William Brown, of Paxtang
b.30 Jun 1720 At Sea
  1. William Brown, of Paxtang1720 -
  2. Matthew BROWN1732 - 1777
Facts and Events
Name William Brown, of Paxtang
Gender Male
Birth? 30 Jun 1720 At Sea
  1.   McAlarney, Mathias Wilson. History of the Sesqui-Centennial of Paxtang Church, September 18,1890. (Harrisburg, Pennsylvania: Harrisburg Publishing Company, 1890)
    Page 329, 330.

    William Brown, was born at sea June 30, 1720, and was the son of John and Hannah Brown, who emigrated from Scotland to Paxtang in 1720. He was a prominent actor in Provincial and Revolutionary times, a representative man on the frontier, and a zealous Covenanter. At his own expense he visited Ireland and Scotland on behalf of his religious brethen to procure a supply of ministers, and brought over the celebrated Rev.
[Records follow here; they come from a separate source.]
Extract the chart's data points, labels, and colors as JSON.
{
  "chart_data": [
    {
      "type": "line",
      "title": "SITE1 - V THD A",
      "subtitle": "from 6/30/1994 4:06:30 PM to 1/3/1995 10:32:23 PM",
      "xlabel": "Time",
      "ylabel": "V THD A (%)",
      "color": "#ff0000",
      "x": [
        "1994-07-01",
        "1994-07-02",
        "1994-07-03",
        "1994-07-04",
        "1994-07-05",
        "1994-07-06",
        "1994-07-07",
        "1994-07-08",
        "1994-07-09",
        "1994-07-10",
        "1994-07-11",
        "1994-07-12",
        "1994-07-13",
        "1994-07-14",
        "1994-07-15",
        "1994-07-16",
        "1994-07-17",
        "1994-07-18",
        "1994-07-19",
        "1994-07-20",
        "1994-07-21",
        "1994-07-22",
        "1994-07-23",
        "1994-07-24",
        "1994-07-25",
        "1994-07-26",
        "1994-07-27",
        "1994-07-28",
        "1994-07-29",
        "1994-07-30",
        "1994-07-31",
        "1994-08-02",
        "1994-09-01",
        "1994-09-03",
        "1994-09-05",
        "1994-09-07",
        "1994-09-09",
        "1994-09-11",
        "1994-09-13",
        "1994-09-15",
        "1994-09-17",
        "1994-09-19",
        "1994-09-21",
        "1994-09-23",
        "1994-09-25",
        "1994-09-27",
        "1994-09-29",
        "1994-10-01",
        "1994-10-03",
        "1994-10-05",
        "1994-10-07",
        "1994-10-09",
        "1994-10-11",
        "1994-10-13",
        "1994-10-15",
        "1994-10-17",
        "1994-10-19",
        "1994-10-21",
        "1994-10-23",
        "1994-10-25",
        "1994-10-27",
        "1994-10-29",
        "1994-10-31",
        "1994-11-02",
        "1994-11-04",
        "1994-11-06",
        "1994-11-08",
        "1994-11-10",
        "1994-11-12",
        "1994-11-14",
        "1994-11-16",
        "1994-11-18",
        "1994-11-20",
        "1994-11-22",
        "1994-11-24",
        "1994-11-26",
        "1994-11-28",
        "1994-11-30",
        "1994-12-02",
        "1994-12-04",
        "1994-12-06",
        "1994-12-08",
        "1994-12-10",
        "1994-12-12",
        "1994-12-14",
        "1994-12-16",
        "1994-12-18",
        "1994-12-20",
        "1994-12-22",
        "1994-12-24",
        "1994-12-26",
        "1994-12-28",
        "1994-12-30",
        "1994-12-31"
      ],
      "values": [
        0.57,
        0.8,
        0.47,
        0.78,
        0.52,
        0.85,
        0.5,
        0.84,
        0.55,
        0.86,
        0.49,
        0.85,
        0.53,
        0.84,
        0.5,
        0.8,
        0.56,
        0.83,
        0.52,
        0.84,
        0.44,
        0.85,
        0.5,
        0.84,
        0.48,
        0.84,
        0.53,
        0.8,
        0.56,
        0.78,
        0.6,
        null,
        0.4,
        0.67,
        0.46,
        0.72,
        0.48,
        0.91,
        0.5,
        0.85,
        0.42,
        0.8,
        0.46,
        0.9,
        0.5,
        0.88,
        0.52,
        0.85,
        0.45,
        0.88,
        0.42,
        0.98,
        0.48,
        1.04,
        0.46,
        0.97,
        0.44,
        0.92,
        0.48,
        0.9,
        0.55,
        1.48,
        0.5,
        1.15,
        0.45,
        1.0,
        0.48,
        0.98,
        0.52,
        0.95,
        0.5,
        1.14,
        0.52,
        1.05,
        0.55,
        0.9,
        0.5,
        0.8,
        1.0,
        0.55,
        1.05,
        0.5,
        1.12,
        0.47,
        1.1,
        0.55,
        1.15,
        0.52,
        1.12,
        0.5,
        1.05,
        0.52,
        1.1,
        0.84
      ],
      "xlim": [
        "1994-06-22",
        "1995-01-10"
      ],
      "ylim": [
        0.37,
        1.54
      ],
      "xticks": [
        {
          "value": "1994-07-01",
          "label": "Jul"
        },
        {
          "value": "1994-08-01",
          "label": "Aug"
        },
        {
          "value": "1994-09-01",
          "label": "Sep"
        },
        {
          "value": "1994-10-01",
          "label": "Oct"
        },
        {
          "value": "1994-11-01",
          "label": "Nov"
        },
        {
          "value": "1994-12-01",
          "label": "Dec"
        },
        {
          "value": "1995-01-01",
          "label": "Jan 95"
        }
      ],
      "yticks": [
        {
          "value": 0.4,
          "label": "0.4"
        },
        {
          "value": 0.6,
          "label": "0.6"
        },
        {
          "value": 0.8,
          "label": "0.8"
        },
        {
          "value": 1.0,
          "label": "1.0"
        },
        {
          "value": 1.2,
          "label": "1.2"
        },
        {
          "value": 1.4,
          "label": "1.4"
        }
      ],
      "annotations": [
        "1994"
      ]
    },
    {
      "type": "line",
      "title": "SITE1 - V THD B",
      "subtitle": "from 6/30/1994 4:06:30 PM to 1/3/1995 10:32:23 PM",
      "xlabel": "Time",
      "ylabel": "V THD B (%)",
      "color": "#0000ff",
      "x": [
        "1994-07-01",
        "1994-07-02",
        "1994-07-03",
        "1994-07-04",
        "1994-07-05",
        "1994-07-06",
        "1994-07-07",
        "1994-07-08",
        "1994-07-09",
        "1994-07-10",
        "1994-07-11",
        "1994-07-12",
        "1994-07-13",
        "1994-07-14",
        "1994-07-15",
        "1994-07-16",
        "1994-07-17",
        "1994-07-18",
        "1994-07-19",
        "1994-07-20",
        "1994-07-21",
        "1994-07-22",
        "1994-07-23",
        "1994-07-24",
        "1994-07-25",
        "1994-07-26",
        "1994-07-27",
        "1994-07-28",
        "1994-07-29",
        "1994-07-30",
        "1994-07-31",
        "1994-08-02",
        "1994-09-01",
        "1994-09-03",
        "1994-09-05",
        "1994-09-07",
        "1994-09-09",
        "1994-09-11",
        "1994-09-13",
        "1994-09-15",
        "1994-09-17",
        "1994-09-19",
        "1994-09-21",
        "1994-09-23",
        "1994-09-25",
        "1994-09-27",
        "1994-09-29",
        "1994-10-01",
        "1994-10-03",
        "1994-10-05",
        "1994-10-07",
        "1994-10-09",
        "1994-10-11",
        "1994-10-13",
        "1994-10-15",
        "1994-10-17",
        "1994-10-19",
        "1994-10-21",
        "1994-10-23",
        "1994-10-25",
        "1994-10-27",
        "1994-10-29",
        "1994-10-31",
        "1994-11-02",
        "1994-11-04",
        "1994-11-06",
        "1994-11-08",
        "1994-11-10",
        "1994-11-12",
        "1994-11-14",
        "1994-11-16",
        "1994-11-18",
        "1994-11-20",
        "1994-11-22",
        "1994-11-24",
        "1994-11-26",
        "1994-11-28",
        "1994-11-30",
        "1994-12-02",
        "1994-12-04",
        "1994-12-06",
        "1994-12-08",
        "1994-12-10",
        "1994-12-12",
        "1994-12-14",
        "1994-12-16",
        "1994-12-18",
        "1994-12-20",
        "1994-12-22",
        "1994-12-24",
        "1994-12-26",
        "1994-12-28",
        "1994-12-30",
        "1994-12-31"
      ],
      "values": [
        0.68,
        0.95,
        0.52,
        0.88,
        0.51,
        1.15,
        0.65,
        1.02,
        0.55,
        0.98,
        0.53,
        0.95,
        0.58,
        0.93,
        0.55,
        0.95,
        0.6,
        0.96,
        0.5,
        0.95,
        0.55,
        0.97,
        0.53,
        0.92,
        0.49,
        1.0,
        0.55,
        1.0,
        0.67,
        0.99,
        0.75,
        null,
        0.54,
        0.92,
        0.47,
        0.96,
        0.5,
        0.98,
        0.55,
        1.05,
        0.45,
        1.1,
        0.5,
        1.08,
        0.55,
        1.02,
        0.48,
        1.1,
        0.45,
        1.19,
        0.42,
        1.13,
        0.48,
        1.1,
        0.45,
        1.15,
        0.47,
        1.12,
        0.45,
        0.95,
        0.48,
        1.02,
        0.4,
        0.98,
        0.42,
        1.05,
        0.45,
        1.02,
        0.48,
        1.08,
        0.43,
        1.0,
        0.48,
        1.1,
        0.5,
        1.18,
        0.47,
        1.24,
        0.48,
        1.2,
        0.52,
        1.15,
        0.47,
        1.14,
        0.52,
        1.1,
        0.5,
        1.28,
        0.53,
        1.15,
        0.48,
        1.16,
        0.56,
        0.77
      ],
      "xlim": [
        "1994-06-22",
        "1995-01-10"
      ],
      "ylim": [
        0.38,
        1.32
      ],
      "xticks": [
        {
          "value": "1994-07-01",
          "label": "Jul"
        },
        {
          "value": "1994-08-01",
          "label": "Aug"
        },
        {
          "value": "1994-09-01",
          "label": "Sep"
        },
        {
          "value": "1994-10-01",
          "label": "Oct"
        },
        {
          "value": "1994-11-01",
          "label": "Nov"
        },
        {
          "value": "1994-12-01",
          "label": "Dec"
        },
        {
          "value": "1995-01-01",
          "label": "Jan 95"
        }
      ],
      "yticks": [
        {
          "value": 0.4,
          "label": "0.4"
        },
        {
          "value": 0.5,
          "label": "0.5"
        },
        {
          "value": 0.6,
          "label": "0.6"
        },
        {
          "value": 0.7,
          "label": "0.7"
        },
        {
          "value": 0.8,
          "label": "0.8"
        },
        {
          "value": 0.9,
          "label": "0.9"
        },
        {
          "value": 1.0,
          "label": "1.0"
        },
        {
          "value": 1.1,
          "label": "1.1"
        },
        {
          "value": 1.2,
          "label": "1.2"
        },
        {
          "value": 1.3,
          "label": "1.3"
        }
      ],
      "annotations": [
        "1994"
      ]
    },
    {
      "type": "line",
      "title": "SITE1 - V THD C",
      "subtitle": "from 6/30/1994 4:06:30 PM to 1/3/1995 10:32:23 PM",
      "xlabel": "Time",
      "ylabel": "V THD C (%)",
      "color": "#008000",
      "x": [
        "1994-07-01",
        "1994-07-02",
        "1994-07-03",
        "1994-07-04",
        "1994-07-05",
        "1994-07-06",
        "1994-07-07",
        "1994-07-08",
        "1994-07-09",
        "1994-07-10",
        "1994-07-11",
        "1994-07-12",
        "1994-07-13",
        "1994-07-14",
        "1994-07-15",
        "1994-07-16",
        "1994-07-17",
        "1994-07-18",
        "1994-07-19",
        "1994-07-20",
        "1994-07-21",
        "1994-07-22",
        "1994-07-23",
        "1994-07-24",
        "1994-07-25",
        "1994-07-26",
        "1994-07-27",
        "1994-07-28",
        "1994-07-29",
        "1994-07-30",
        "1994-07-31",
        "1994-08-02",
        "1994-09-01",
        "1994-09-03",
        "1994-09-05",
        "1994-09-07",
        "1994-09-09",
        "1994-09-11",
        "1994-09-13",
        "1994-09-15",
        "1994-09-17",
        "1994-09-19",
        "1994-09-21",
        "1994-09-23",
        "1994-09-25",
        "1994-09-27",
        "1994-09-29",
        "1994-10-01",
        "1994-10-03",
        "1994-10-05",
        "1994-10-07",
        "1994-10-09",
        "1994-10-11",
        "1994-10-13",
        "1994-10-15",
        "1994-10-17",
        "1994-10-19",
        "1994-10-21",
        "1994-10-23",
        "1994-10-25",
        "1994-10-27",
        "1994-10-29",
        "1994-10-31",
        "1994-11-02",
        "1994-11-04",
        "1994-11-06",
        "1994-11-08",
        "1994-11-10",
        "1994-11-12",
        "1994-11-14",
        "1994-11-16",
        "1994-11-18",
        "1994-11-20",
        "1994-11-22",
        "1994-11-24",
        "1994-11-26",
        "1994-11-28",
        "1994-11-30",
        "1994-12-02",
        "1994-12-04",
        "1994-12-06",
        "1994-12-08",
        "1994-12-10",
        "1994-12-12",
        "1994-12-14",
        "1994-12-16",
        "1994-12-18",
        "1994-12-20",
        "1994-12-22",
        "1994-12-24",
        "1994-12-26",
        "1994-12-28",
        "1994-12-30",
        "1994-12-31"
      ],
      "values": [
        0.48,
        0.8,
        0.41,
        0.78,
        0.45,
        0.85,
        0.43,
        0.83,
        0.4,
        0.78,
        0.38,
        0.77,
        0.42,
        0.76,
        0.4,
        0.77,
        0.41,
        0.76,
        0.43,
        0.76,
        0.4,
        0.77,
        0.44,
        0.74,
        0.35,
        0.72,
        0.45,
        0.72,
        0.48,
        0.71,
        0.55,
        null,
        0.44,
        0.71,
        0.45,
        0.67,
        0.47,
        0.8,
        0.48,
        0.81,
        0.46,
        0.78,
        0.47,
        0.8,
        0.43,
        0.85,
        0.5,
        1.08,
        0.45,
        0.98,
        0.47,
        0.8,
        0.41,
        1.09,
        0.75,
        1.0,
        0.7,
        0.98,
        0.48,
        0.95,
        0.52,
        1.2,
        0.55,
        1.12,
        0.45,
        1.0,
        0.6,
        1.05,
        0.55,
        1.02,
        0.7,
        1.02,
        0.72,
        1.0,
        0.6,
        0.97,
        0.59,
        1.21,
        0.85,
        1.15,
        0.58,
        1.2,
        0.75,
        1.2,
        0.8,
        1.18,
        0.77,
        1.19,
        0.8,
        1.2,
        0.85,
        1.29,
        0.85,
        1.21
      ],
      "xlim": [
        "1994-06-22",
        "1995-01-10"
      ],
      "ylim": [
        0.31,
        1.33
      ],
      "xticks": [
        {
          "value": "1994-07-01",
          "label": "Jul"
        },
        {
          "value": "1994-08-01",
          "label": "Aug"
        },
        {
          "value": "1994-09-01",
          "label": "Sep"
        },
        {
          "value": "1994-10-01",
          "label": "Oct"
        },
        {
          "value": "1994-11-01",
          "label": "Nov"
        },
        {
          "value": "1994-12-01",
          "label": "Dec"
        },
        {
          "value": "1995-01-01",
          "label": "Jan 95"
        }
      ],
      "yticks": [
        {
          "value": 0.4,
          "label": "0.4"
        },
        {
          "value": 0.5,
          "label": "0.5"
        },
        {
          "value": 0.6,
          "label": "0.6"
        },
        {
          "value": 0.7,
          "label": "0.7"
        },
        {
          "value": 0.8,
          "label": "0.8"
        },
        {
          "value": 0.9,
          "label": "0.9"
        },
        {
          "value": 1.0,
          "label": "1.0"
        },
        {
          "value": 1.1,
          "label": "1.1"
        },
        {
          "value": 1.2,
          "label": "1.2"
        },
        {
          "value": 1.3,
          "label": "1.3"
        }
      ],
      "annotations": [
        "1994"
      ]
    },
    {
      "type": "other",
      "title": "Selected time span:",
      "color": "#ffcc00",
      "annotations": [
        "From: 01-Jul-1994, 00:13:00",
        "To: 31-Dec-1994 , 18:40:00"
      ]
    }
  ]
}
Messrs. Lind and Dobbin, who subsequently, with the Rev. John Cuthbertson, organized at Paxtang, at the little church built by him near his residence, the Reformed Presbyterian Presbytery of America. Brown’s church was situated on the Jonestown road near the present school-house, and until within a few years the foundations were distinctly visible. There was no grave-yard attached to the church, the Browns and other members burying in Paxtang. It was occupied as a church for less than twenty years, when, from an item in the Oracle of Dauphin, we learn that “on the 11th of September, 1795, James Byers and James Wilson, Executors of William Brown, Esq., of Paxtang, offered for sale a log house, near the residence of Mr. Brown, formerly occupied as a house of worship by the Rev. Matthew Lind,” and it was then sold. Mr. Brown represented Paxtang at the meeting of the General Committee at Lancaster in 1774, was a member of the Assembly in 1776, and during its sessions proposed the general Emancipation of slaves within the Commonwealth, a measure not very favorably received at the time, but subsequently adopted. He served again in the Assembly in 1784; was a member of the Board of Property in 1785. A Commissioner to superintend the drawing of the Donation Land Lottery in 1786. He was an active and public spirited citizen, of unquestioned piety, and kind hearted and generous. The Rev. Matthew Brown, D. D., first President of Washington College, and afterwards President of Jefferson College, was adopted and educated by him. He was a son of his brother Matthew Brown.

  2.   BROWN, WILLIAM, of Dauphin county, was born in 1733, on the Swatara, in Lancaster county, Pennsylvania. His grandfather, James Brown, came with his brother John Brown from the north of Ireland to Pennsylvania in 1720, and, while he settled on the Swatara, subsequently Hanover township, the latter located in Paxtang township, in Lancaster county. John Brown was the father of another William Brown, no less eminent than his distinguished cousin. The former was designated as “William Brown, of Paxtang,” while the subject of our sketch as “Captain William Brown.” He was educated at the school of Rev. John Blair, became quite prominent on the frontiers, and was an officer in Rev. Colonel Elder’s battalion of rangers during the French and Indian war. He was one of the prime movers at the Hanover meeting of June 4, 1774, and probably the author of the celebrated resolutions there passed. He recruited a company of Associators, and was in active service during the Jersey campaign of 1776, as well in and around Philadelphia in 1777 and 1778. In 1779 he commanded a company of rangers in the expedition to the West Branch against the Indians and Tories, who were threatening the exposed frontiers. He was a delegate to the Pennsylvania convention to ratify the federal constitution of 1787, but did not sign the ratification. He was a member of the State constitutional convention of 1789-90, and under that instrument represented his county in the Legislature in 1792 and 1793. He was chosen one of the Presidential electors in 1797, voting for Mr. Jefferson. Captain Brown died July 20, 1808, at the age of seventy-five.